2014 marks a moment of opportunity for the New Forest with a wide range of organisations that play a key role in Forest life coming together to ensure this delicate landscape is in a good position to survive the challenges of future years.

Photo caption: Waterside pony by Luke Parkinson

We were excited to hear at the end of 2013 that the ‘Landscape Partnership’ bid we’ve been leading was awarded ‘first phase approval’ by the Heritage Lottery Fund (HLF)– one of only two schemes approved this year within a highly competitive field for the south-east region.

This means that a £2.83m HLF grant has now been ear-marked to support our proposals, subject to a development phase being completed with our partners by March 2015. It will be match-funded by a range of partners taking the total to £4.5m worth of projects between 2015 and 2020.

Much of our existing funding supports projects to look after the core ‘Open Forest’ at the centre of the National Park, including the £16m Higher Level Stewardship Scheme to support commoning and habitat restoration. This application focuses on the surrounding enclosed lands, looking outwards from the centre of the Forest.

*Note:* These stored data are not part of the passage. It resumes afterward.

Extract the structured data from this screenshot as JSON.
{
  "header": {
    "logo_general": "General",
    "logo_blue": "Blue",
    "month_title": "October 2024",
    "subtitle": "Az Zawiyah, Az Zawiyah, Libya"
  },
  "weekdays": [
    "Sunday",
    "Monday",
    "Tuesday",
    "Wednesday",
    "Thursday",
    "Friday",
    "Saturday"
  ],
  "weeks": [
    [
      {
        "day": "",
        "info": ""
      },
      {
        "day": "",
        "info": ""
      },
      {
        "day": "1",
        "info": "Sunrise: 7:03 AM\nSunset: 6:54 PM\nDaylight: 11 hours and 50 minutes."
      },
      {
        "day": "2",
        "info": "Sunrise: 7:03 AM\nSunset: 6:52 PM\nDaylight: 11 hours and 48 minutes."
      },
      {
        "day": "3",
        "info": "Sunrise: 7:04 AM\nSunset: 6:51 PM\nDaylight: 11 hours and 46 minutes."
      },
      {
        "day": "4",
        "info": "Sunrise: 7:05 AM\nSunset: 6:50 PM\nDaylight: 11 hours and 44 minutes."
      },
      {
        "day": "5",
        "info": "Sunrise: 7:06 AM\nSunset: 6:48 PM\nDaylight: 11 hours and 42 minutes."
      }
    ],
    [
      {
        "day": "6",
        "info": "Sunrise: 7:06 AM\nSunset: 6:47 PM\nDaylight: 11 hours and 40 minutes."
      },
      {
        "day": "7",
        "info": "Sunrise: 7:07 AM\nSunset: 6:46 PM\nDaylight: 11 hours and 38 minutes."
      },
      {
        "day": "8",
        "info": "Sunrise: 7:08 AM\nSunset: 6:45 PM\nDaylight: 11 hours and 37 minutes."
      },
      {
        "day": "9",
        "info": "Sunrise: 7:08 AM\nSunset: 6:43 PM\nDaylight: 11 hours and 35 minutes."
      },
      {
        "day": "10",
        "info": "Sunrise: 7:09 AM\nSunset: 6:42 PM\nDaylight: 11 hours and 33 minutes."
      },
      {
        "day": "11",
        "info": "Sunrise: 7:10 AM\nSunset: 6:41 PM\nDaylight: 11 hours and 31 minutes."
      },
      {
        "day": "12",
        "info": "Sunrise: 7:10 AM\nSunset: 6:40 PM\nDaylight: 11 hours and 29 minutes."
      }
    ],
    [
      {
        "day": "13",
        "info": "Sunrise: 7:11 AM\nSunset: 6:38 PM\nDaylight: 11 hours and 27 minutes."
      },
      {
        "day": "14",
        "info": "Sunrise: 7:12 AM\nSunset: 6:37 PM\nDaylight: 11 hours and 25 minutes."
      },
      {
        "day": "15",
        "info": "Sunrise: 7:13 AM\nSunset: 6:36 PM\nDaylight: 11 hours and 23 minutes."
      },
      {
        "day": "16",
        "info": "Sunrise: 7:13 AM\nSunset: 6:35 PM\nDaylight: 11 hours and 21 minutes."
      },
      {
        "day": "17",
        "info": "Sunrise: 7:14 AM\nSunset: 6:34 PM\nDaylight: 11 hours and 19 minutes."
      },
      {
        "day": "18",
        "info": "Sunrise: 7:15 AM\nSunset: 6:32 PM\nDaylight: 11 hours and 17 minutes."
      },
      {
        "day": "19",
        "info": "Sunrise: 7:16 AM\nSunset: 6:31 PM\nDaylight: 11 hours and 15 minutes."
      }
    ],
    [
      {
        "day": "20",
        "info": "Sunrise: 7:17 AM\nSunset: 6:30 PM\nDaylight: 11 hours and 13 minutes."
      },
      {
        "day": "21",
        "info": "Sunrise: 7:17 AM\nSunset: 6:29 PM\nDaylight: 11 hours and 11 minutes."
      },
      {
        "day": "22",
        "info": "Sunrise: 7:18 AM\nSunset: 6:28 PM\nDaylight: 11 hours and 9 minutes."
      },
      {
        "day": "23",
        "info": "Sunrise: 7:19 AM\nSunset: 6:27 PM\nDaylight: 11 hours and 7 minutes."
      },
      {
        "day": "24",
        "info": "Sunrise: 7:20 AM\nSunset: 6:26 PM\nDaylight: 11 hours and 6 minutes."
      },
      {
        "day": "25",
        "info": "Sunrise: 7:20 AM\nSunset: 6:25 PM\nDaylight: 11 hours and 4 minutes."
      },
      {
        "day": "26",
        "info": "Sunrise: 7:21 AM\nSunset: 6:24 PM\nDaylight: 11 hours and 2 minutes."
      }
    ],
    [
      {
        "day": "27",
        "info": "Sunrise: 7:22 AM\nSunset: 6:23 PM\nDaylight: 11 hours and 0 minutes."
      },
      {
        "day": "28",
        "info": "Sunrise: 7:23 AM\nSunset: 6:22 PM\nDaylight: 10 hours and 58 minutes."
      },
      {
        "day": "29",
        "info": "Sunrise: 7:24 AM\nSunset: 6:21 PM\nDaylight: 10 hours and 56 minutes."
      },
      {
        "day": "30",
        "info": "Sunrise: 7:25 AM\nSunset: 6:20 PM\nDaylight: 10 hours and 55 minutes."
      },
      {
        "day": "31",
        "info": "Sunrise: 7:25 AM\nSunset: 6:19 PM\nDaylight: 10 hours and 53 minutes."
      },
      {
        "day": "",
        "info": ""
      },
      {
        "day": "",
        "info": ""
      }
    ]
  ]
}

This is an unprecedented opportunity to work together to increase the robustness of the area’s habitats and cultural heritage, and to better equip the Forest and its communities to thrive through change and modern-day pressures.

Alison Barnes for Blog

Photo caption: Alison Barnes (front row, right) with partners from the Higher Level Stewardship Scheme at the Beaulieu Road Sales Yard

The partnership involves key partners such as the National Trust, Forestry Commission, the New Forest Centre, Beaulieu Estate, Cadland Estate, Environment Agency, the Commoners Defence Association, the Hampshire and Isle of Wight Wildlife Trust, the New Forest Land Advice Service and Natural England.

The programmes of work are as follows:

  • ’Grow the Forest’ – reconnecting the core Forest with its surrounding landscape to increase biodiversity, build connectivity and provide a buffer for the core Forest from future changes
  • Re-establish the traditional skills needed to care for the unique natural heritage and built heritage of the New Forest
  • Establish links with the surrounding communities who may be less connected to the Forest but can play an essential role in looking after their local built and natural heritage
  • Encourage, enthuse and inspire a new generation of people to be involved in learning about, championing and caring for the New Forest
  • Maximise the contribution of the local economy (tourism, commoning, farming and forestry) in supporting a sustainable landscape.

We have been recruiting for a Landscape Partnership Development Manager and Community Engagement Officer to lead this exciting work and look forward to providing more updates throughout the year.